Focusing in on an statistical point of view, another meeting was scheduled with Stat. Emp 2 and Stat. Emp 6. Both belong in the Statistical Studies Department at different hierarchical positions: Stat. Emp 2’s key points in this meeting is to give details on some projects in course and some data specifics. P6’ has a broader role in the company so he has more information on projects through several segments and the company’s strategies for the future.

The meeting started with a description of the approaches the company is taking by Stat. Emp 6. There are in place prevention and detection strategies: some more structural (organizational and cultural) and others more analytical (pattern analysis and toxic clients’ history). In this last category, some approaches were mentioned as business rules (informally, some were mentioned for instance, insured amount, unusual patterns, cost of past claims, purpose and alerts by different methods), predictive methods -in this field the company is using advanced analytics (using database with usual, suspect and fraudulent claims). About networks there were also some considerations made, the company has used (and still does in some projects) social networks but has come across some difficulties concerning which (type) should be used: the cost of investigating this may be too high and in the end, there is no proof it will work. Additionally, databases were discussed due to the specificities they should have to fit the networks.

A macro vision of the company was debated: each department has its own rules, processes and procedures which makes industrialization of fraud prevention/detection methods very difficult. Currently, it is in the development phase a project which consists in merging in one only repository the fraud central records. Other project in course is to merge certain databases to create alerts not only in entities (and vehicles registration).

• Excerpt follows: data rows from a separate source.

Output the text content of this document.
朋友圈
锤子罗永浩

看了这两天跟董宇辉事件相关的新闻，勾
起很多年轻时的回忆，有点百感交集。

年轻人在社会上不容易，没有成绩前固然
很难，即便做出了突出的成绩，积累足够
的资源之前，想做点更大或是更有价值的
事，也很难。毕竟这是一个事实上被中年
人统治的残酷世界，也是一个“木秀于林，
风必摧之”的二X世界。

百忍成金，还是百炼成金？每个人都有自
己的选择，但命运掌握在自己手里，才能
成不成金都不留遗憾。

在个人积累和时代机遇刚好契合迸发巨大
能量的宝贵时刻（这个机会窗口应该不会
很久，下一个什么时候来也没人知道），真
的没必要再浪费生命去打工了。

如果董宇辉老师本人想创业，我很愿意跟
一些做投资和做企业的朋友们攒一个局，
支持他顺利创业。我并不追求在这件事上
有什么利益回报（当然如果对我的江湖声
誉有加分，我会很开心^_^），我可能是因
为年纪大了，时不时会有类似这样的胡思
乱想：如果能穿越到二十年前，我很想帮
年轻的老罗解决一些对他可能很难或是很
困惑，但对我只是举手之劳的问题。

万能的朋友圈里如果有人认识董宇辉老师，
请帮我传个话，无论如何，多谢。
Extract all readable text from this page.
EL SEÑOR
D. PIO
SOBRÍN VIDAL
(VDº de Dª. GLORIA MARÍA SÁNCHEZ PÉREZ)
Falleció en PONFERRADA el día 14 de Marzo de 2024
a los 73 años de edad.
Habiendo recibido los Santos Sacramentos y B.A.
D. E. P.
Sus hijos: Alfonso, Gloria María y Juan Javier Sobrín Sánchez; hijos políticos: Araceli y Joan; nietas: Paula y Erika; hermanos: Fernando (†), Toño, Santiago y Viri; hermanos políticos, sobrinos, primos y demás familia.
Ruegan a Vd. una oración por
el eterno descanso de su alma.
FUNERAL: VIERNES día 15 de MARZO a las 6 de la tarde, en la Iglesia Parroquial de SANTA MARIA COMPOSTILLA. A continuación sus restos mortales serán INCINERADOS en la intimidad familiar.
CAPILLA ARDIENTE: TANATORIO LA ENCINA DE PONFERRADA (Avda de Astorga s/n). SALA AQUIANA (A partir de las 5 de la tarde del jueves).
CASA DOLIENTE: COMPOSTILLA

A different database, unknown until now, was introduced – Risk software 4 – which has data about operational risk (where fraud is included). This database is property of another department (risk management department) and when interest was shown to get familiar with it, some barriers rose: it is too extensive and classified to analyse – they suggested to use the other databases (which are the base where Risk software 4 is getting information from). Furthermore, another good news was released: there is an (analytical) data base for archives (namely the fraud investigation reports) with reasonable information (which in Archive software 3 was only available in report -pdf- form).